Back in the early 1990s, when former pension reform regulators like me were shaping Australia’s plan to embrace compulsory superannuation coverage and employer/employee contributions, English trust law was seen as the mechanism that would enable this endeavour. Politicians and civil servants in the land down under were also aware of the growing pension mis-selling issue in the UK and the Maxwell case, and were keen to learn lessons from both.
Fast forward 30 years and the reverse is happening. Rather than regulators here learning from the UK we see politicians and civil servants in the UK looking more carefully at the Australian experience of pensions.
When it comes to pot-for-life reforms, there is the assumption that what has happened in Australia won’t be exactly mirrored in the UK. ‘It won’t happen like that here’, seems to be the mantra. This might be correct, but the notion that the Chancellor of Exchequer articulated elements of the Australian superannuation model, in a selective manner is worthy of examination.
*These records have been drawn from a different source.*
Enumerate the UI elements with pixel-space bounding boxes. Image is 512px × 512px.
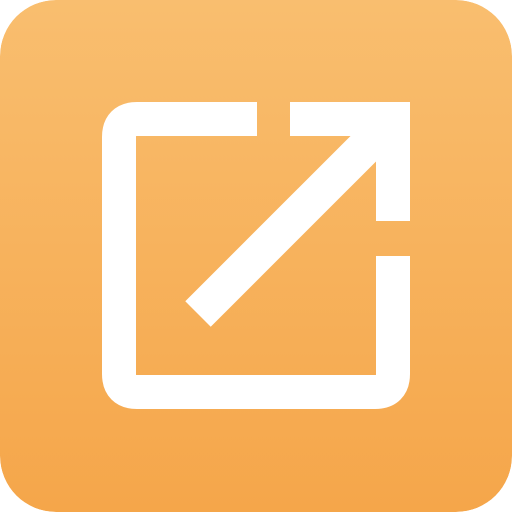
- external-link-app-icon[interactable]: [0, 0, 512, 512]
- external-link-icon: [0, 0, 512, 512]
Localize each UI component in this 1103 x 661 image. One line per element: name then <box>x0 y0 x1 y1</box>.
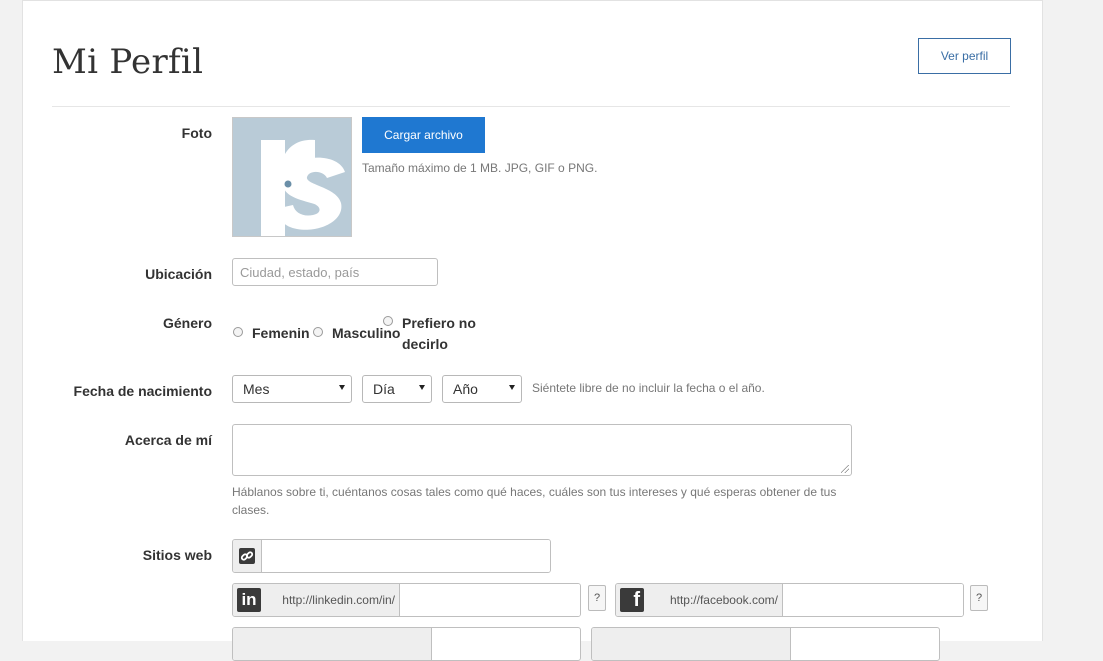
link-icon <box>239 548 255 564</box>
gender-male-radio[interactable] <box>313 327 323 337</box>
gender-female-label: Femenin <box>252 325 310 341</box>
website-addon <box>233 540 262 572</box>
view-profile-button[interactable]: Ver perfil <box>918 38 1011 74</box>
photo-label: Foto <box>181 125 212 141</box>
avatar[interactable] <box>232 117 352 237</box>
social-input-group-3 <box>232 627 581 661</box>
chevron-down-icon <box>509 385 515 390</box>
social-addon-3 <box>233 628 432 660</box>
linkedin-icon-glyph: in <box>241 590 257 609</box>
website-input-group <box>232 539 551 573</box>
avatar-image <box>233 118 351 236</box>
facebook-input[interactable] <box>783 584 963 616</box>
linkedin-icon: in <box>237 588 261 612</box>
location-input[interactable] <box>232 258 438 286</box>
facebook-help-button[interactable]: ? <box>970 585 988 611</box>
facebook-icon-glyph: f <box>633 589 640 611</box>
birthdate-label: Fecha de nacimiento <box>73 383 212 399</box>
birth-month-select[interactable]: Mes <box>232 375 352 403</box>
facebook-icon: f <box>620 588 644 612</box>
birthdate-hint: Siéntete libre de no incluir la fecha o … <box>532 381 765 395</box>
about-textarea[interactable] <box>232 424 852 476</box>
upload-file-button[interactable]: Cargar archivo <box>362 117 485 153</box>
social-input-group-4 <box>591 627 940 661</box>
linkedin-prefix: http://linkedin.com/in/ <box>282 593 395 607</box>
facebook-input-group: f http://facebook.com/ <box>615 583 964 617</box>
websites-label: Sitios web <box>142 547 212 563</box>
birth-month-value: Mes <box>243 381 270 397</box>
about-label: Acerca de mí <box>124 432 212 448</box>
chevron-down-icon <box>419 385 425 390</box>
about-hint: Háblanos sobre ti, cuéntanos cosas tales… <box>232 485 837 517</box>
photo-hint: Tamaño máximo de 1 MB. JPG, GIF o PNG. <box>362 161 598 175</box>
linkedin-help-button[interactable]: ? <box>588 585 606 611</box>
birth-day-select[interactable]: Día <box>362 375 432 403</box>
gender-other-radio[interactable] <box>383 316 393 326</box>
facebook-addon: f http://facebook.com/ <box>616 584 783 616</box>
gender-other-label-line2: decirlo <box>402 336 448 352</box>
gender-other-label-line1: Prefiero no <box>402 315 476 331</box>
birth-year-value: Año <box>453 381 478 397</box>
facebook-prefix: http://facebook.com/ <box>669 593 778 607</box>
header-divider <box>52 106 1010 107</box>
birth-year-select[interactable]: Año <box>442 375 522 403</box>
linkedin-input[interactable] <box>400 584 580 616</box>
gender-label: Género <box>162 315 212 331</box>
chevron-down-icon <box>339 385 345 390</box>
page-title: Mi Perfil <box>52 42 204 82</box>
social-addon-4 <box>592 628 791 660</box>
linkedin-input-group: in http://linkedin.com/in/ <box>232 583 581 617</box>
website-input[interactable] <box>262 540 550 572</box>
birth-day-value: Día <box>373 381 395 397</box>
resize-handle-icon[interactable] <box>841 465 849 473</box>
gender-female-radio[interactable] <box>233 327 243 337</box>
gender-male-label: Masculino <box>332 325 401 341</box>
location-label: Ubicación <box>145 266 212 282</box>
linkedin-addon: in http://linkedin.com/in/ <box>233 584 400 616</box>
Some features are worth noting.
Australia is facing a transition of administration when it comes to superannuation funds. Scale and consolidation, along with the use of blockchain and the departure of existing providers is seeing trustees focusing more on this aspect of superannuation operations. Scale and costing differentials will shape the outcome in the future, especially towards small pots.
There is also a stark difference in the regulatory landscape in Australia, with regulatory intervention coming from APRA and ASIC.
Australia’s equivalent of value for money (VFM) regulations, sees regulators writing letters directly to plan members if their scheme underperforms. If nothing changes, then members will be contacted again to inform them that their fund is performing badly and will not onboard new members. At the same time the regulators are being more prescriptive on the consolidation of funds through AUM sizing. Large is considered beautiful because of the economies of scale that can be generated. Consolidation is actively encouraged and small fund trustees are asked: why do you exist?
Structuring the default investment option and stapling the member to the original fund remains contentious, with some hospitality and retail funds being considered to have an unfair advantage in attracting new members. The Cooper reforms of a decade ago are viewed as not having time to bed in. At the same time legislated contribution levels from the employer will increase, eventually, to 12 per cent, with voluntary contributions averaging at 3 per cent. As such the $3.5 trillion in AUM is likely to double in the next 5 years and these funds need somewhere to go – and it’s not all in Australia.
The Chancellor of the Exchequer sees a monetary advantage in encouraging pension investment into certain areas, for example using funds to try to help decarbonise the economy. Equally ‘recycling’ inner urban assets to make British industry more competitive – roads, telecommunications, airports and to serve the Northern powerhouse are recognised. There is a political dimension to all this. But there is no easy fix and will the trustee be asked to do more and be regulated more heavily as a result, as we have seen here in Australia?
Finally, the retirement covenant suggests clearly that Australia is underserved by innovative retirement income solutions with the regulators suggesting in analysis: ‘industry could do better’. Australia fell out of love with defined benefit schemes and the actuarial science needed to create advanced income solutions. But this feature of the Australian system is now being looked at again. Simply building up member superannuation pots is not enough.
Historical performance in addressing social and economic issues is a key to all politicians and civil servants alike. No one country has the monopoly of pension success but that is not to say we shouldn’t look, visit, and learn.